Meu caro Rui, creio que, para além do meu curso, foi a única coisa que fiz na minha vida de uma forma completamente empenhada, para chegar ao fim e ser bem sucedido. Lembro-me que às vezes, em momentos de maiores dificuldades, me lembrava daquela expressão “que o homem sonha e a obra nasce”, mas no meu caso a obra nasceu da raiva contra os oportunistas, os homens-abutres que pairam à volta dos seus semelhantes à espera do último estertor para lhe comerem as entranhas.
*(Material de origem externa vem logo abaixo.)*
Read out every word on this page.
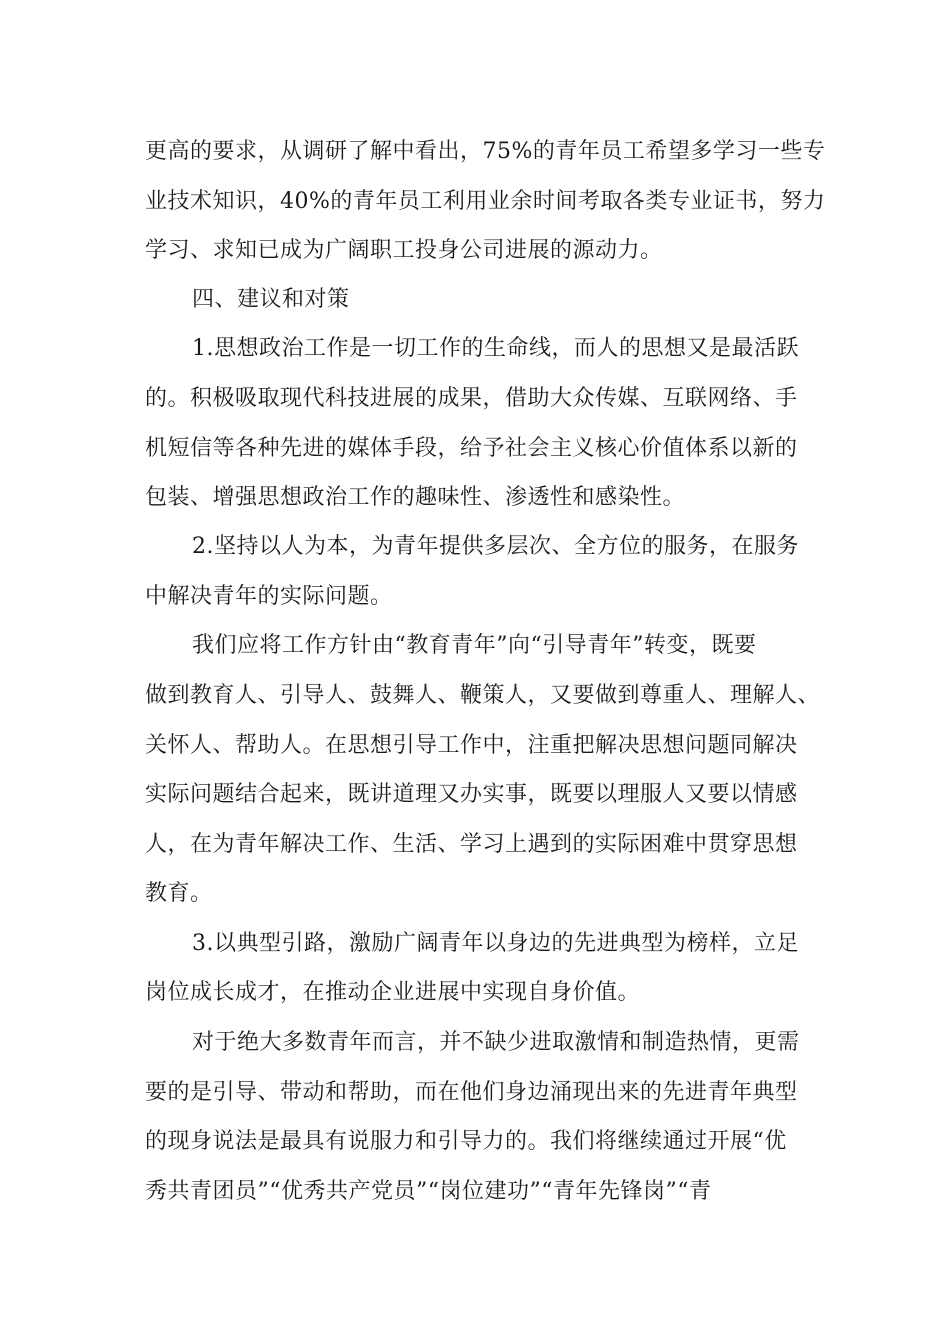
更高的要求，从调研了解中看出，75%的青年员工希望多学习一些专
业技术知识，40%的青年员工利用业余时间考取各类专业证书，努力
学习、求知已成为广阔职工投身公司进展的源动力。
四、建议和对策
1.思想政治工作是一切工作的生命线，而人的思想又是最活跃
的。积极吸取现代科技进展的成果，借助大众传媒、互联网络、手
机短信等各种先进的媒体手段，给予社会主义核心价值体系以新的
包装、增强思想政治工作的趣味性、渗透性和感染性。
2.坚持以人为本，为青年提供多层次、全方位的服务，在服务
中解决青年的实际问题。
我们应将工作方针由“教育青年”向“引导青年”转变，既要
做到教育人、引导人、鼓舞人、鞭策人，又要做到尊重人、理解人、
关怀人、帮助人。在思想引导工作中，注重把解决思想问题同解决
实际问题结合起来，既讲道理又办实事，既要以理服人又要以情感
人，在为青年解决工作、生活、学习上遇到的实际困难中贯穿思想
教育。
3.以典型引路，激励广阔青年以身边的先进典型为榜样，立足
岗位成长成才，在推动企业进展中实现自身价值。
对于绝大多数青年而言，并不缺少进取激情和制造热情，更需
要的是引导、带动和帮助，而在他们身边涌现出来的先进青年典型
的现身说法是最具有说服力和引导力的。我们将继续通过开展“优
秀共青团员”“优秀共产党员”“岗位建功”“青年先锋岗”“青
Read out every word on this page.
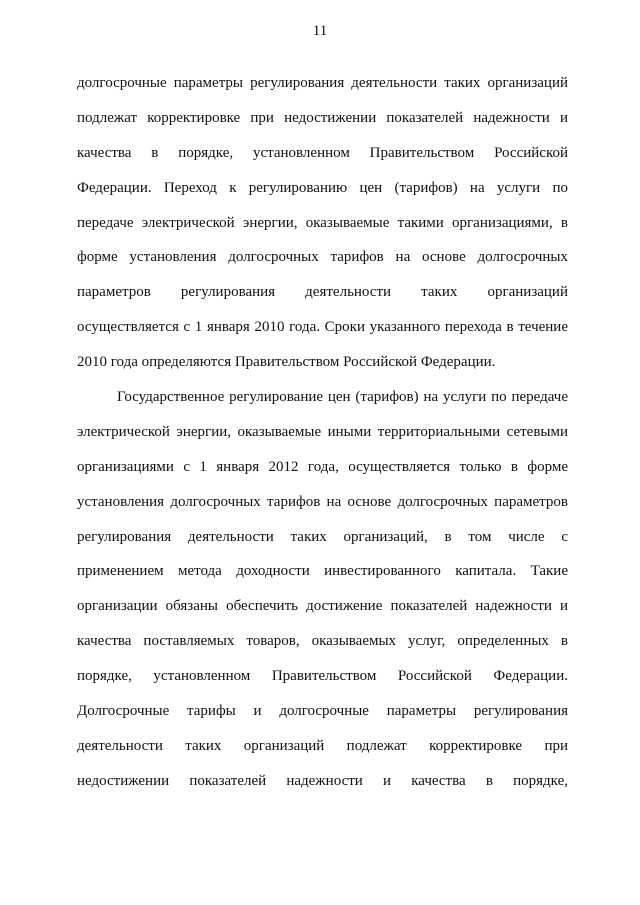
11
долгосрочные параметры регулирования деятельности таких организаций
подлежат корректировке при недостижении показателей надежности и
качества в порядке, установленном Правительством Российской
Федерации. Переход к регулированию цен (тарифов) на услуги по
передаче электрической энергии, оказываемые такими организациями, в
форме установления долгосрочных тарифов на основе долгосрочных
параметров регулирования деятельности таких организаций
осуществляется с 1 января 2010 года. Сроки указанного перехода в течение
2010 года определяются Правительством Российской Федерации.
Государственное регулирование цен (тарифов) на услуги по передаче
электрической энергии, оказываемые иными территориальными сетевыми
организациями с 1 января 2012 года, осуществляется только в форме
установления долгосрочных тарифов на основе долгосрочных параметров
регулирования деятельности таких организаций, в том числе с
применением метода доходности инвестированного капитала. Такие
организации обязаны обеспечить достижение показателей надежности и
качества поставляемых товаров, оказываемых услуг, определенных в
порядке, установленном Правительством Российской Федерации.
Долгосрочные тарифы и долгосрочные параметры регулирования
деятельности таких организаций подлежат корректировке при
недостижении показателей надежности и качества в порядке,
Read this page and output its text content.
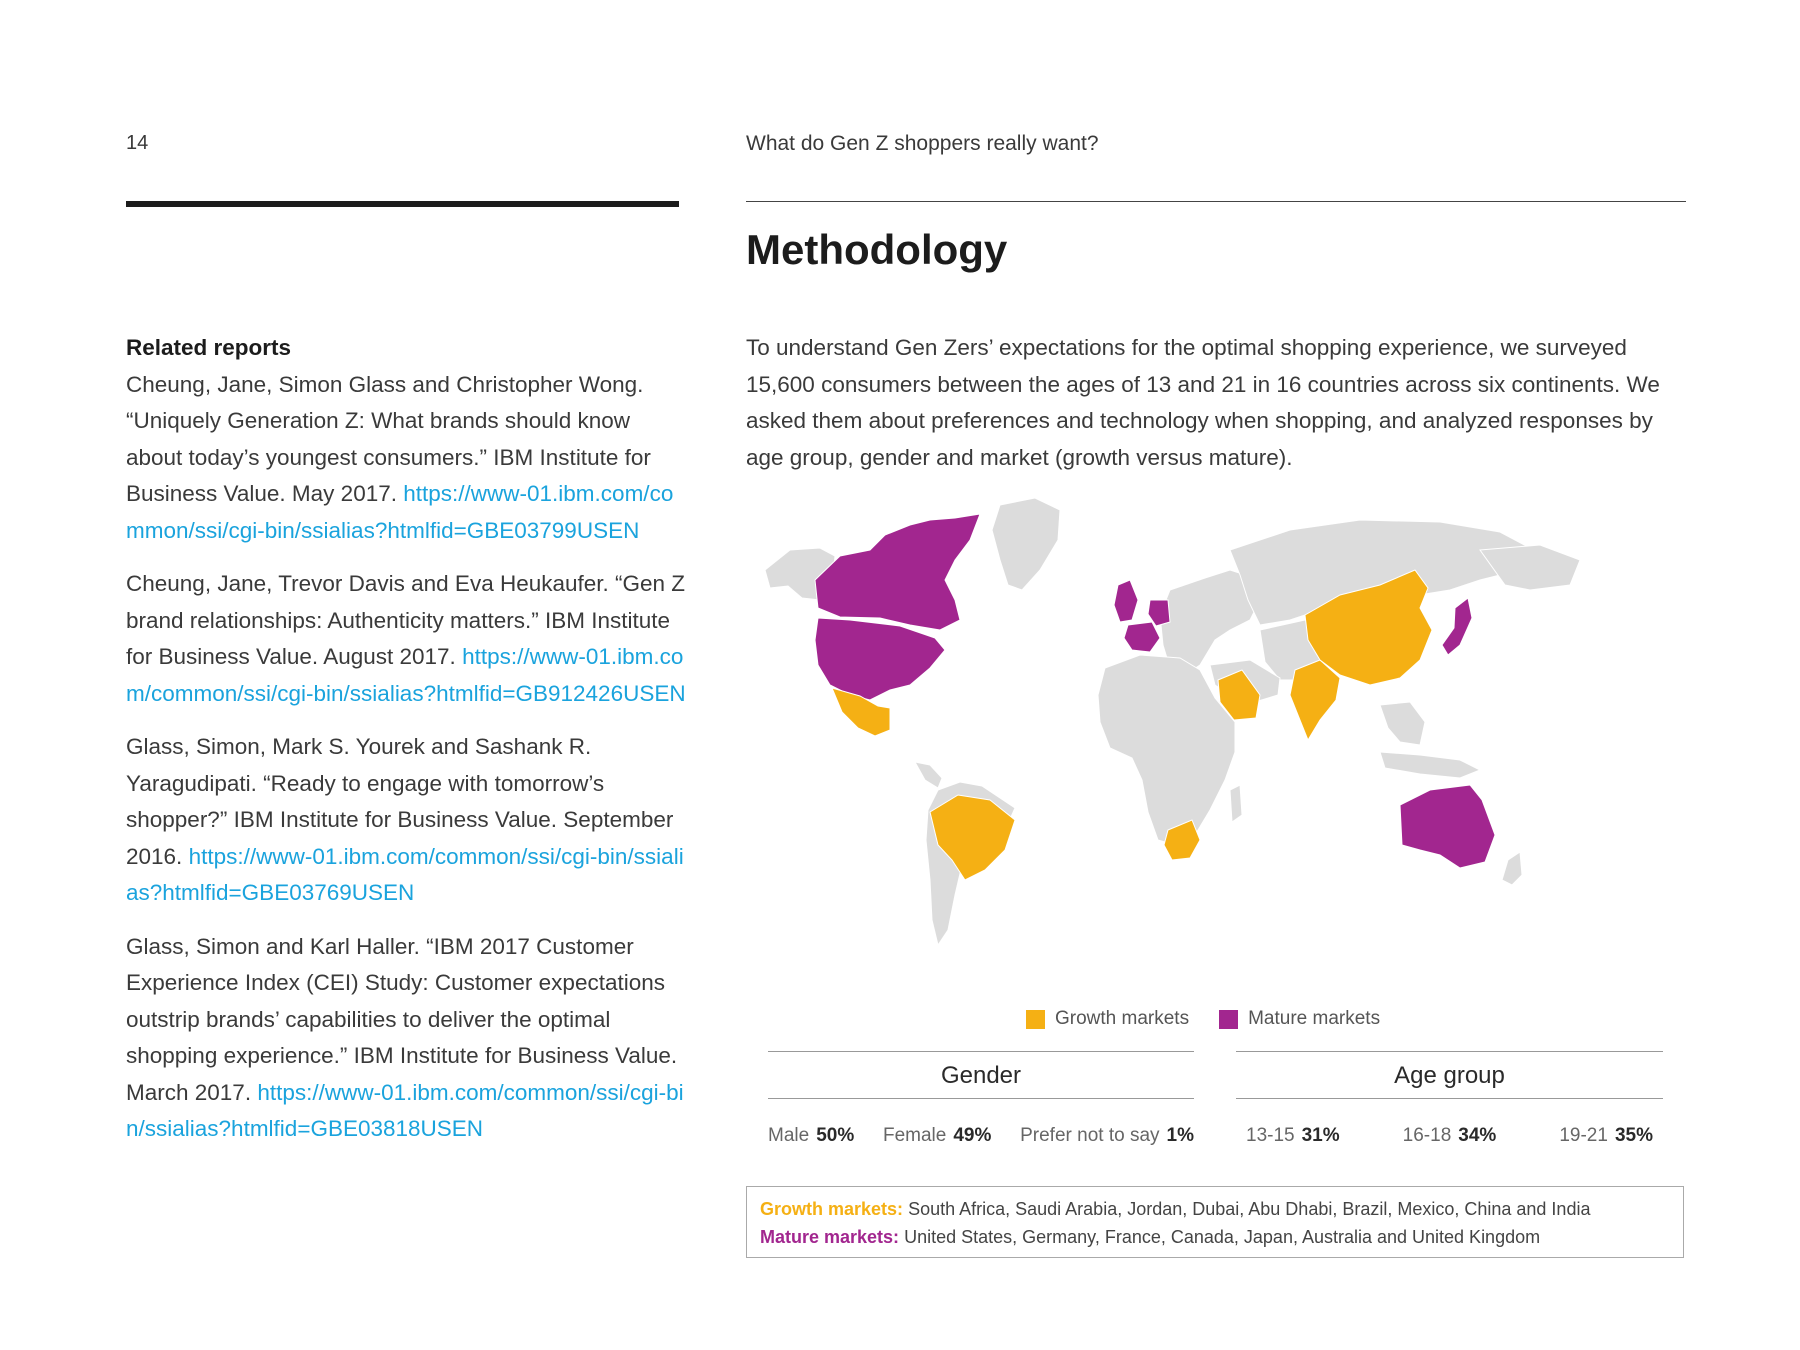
14	What do Gen Z shoppers really want?
Methodology
Related reports
Cheung, Jane, Simon Glass and Christopher Wong. “Uniquely Generation Z: What brands should know about today’s youngest consumers.” IBM Institute for Business Value. May 2017. https://www-01.ibm.com/common/ssi/cgi-bin/ssialias?htmlfid=GBE03799USEN
Cheung, Jane, Trevor Davis and Eva Heukaufer. “Gen Z brand relationships: Authenticity matters.” IBM Institute for Business Value. August 2017. https://www-01.ibm.com/common/ssi/cgi-bin/ssialias?htmlfid=GB912426USEN
Glass, Simon, Mark S. Yourek and Sashank R. Yaragudipati. “Ready to engage with tomorrow’s shopper?” IBM Institute for Business Value. September 2016. https://www-01.ibm.com/common/ssi/cgi-bin/ssialias?htmlfid=GBE03769USEN
Glass, Simon and Karl Haller. “IBM 2017 Customer Experience Index (CEI) Study: Customer expectations outstrip brands’ capabilities to deliver the optimal shopping experience.” IBM Institute for Business Value. March 2017. https://www-01.ibm.com/common/ssi/cgi-bin/ssialias?htmlfid=GBE03818USEN

To understand Gen Zers’ expectations for the optimal shopping experience, we surveyed 15,600 consumers between the ages of 13 and 21 in 16 countries across six continents. We asked them about preferences and technology when shopping, and analyzed responses by age group, gender and market (growth versus mature).

Growth markets	Mature markets
Gender
Male 50% Female 49% Prefer not to say 1%
Age group
13-15 31%	16-18 34%	19-21 35%
Growth markets: South Africa, Saudi Arabia, Jordan, Dubai, Abu Dhabi, Brazil, Mexico, China and India
Mature markets: United States, Germany, France, Canada, Japan, Australia and United Kingdom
Nunca cheguei a conhecer “esse senhor” que queria os 50 contos para me alugar a casa uma vez que a proposta me chegou pelo inquilino que eu iria substituir, mas ele viveu como um fantasma dentro de mim durante anos a dar-me forças para continuar, para chegar até ao fim, para que não fosse ele a ganhar aquela guerra da qual, nunca sequer, teve consciência.
Da próxima vez que vieres a Santarém mostrar-te-ei em pormenor todas essas casas, ao fim e ao cabo o “palco” onde se desenrolou essa luta que vivi secretamente e se, para os factos, houve testemunhas, do resto, que foram as verdadeiras motivações, aqui fica o relato do mais importante que nunca tinha revelado e que, de certa forma, também mostra a dose de ingenuidade de que sempre fui possuído. Procurando bem, no fundo, tudo tem a sua história.